Written by Roger Jackson,
June 05th, 2017 | Views

5 things that should worry any category manager about the future of margins as online shopping continues to grow

I was looking at data from our recent Shopper Intelligence measurement programs in Australia where recently we compared shopper views of their category online shopping experience compared to the equivalent shopping trips in physical stores. To be honest, I didn’t expect to see quite such big differences. It’s apparent that an on-line shop triggers very different perceptions, responses and behaviours to the traditional supermarket trolley ‘dash’, so evidently, there is far more to the experience than pure “convenience”.

As we, the global category management community, wrestle with the implications of the growth of online shopping, there are factors we can’t ignore if we are going to both meet shopper needs and keep maximising profitability…..

  1. The online shopper is younger, more affluent and has bigger families. That’s right. It’s a critical, more profitable slab of the market
  2. It’s the larger “main shop” that’s migrating online quickest (online is 50% more likely to be a “main shop”) and we know from all our data globally those main shoppers spend more and are more influenceable to up trade and will more readily spend extra. So that means if we can’t replicate the enticement of the physical store online (something that’s taken decades to perfect), margins could drop; fast.
  3. The on-line shopper shops less frequently (20% less) so there are fewer opportunities to sell the extra item. Maybe these people are better organised, maybe they plan ahead more, or the lifestyle of the on-line shopper means they need less “stuff” at home; whatever the cause (more to follow), each individual shop has to work harder to maintain overall revenue.
  4. Here’s a big one. There is strong evidence in our data of far greater penetration of promotions within the on-line basket than in a store. In Australia, the percentage of people that said they’d bought on a “deal” was 54% on-line compared to 44% in store. We have seen for years the way we are training shoppers to look out for or wait for promotions. So it’s potentially bad news in this one respect that we could immediately see 10% increase in promotion levels in the growing online sector. What’s more, fewer category purchases on-line are “Impulse”. All this extra promotional activity is failing to achieve the same level of unplanned buying as in-store.
  5. A predictive learning: Online shoppers are today way more satisfied. Using our proprietary shopper satisfaction metrics we see a 6 full % point difference to the positive from the average online shopper compared to the average physical shopper. And the key driver is……Enjoyment. People find the online shop more enjoyable than those visiting a store (36% versus 15% Net Positive). What does that mean? Well, one might confidently assume on-line is going to grow!
  6. What’s one thing that physical stores need to do better to compete? The answer (from our data) is in responding to two shopper needs. The online shopping experience at a category level is seen as simpler/easier (“easier to find what I am looking for”).

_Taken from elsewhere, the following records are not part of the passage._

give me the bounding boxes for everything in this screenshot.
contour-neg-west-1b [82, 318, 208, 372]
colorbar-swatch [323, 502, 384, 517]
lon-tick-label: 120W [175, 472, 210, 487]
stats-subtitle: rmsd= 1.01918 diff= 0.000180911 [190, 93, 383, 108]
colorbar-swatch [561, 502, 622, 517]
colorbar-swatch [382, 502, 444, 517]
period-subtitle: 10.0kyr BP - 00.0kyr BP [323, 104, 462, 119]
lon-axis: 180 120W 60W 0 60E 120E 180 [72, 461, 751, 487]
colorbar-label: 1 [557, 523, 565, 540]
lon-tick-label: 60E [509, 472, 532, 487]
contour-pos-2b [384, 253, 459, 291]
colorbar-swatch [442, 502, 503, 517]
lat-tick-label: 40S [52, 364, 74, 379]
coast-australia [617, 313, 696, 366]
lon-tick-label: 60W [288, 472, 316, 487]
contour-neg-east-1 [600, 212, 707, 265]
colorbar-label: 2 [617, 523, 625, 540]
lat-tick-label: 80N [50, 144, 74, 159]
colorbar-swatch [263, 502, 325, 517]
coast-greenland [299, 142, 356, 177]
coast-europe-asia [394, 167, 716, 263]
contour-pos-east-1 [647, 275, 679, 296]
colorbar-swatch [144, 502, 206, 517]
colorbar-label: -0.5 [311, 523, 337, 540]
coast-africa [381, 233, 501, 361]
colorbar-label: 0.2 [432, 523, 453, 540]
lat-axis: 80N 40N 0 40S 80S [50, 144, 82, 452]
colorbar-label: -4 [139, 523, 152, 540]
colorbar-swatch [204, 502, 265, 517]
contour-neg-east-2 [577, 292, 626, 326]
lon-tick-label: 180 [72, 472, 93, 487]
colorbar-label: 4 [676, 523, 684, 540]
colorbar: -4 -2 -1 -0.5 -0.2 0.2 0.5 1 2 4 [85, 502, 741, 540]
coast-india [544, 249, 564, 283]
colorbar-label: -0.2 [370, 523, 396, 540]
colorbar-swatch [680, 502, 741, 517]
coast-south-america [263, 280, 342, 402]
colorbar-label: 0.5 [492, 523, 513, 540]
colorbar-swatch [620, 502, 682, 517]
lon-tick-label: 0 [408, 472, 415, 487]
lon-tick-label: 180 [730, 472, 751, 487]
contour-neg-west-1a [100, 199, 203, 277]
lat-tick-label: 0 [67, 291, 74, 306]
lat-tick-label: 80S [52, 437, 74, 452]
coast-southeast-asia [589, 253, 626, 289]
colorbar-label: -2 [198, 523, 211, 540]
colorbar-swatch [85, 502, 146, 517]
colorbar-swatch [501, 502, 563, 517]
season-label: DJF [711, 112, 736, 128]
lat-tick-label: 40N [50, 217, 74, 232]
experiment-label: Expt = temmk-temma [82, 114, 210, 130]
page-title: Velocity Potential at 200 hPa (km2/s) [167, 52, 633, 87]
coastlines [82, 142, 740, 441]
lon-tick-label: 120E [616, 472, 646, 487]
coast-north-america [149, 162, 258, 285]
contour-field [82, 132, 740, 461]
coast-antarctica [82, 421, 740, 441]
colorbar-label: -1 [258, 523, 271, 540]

Stores need to make the process equivalently painless (mind you I note that online shoppers find it relatively harder to find the actual category itself!) Second, on-line fails on one dimension – shoppers desire to understand and know more about products. If the physical store acts as “informer” then that’s, so far, the Achilles heel of on-line.

More analysis would lead to further conclusions but at this headline level it seems to me what in-store has to get better at is delivering a richer experience and exploiting its greater ability to add the extra unplanned purchase whilst we are going to need to be very thoughtful about to what extent we make promotions quite such a “hero” of the online shop.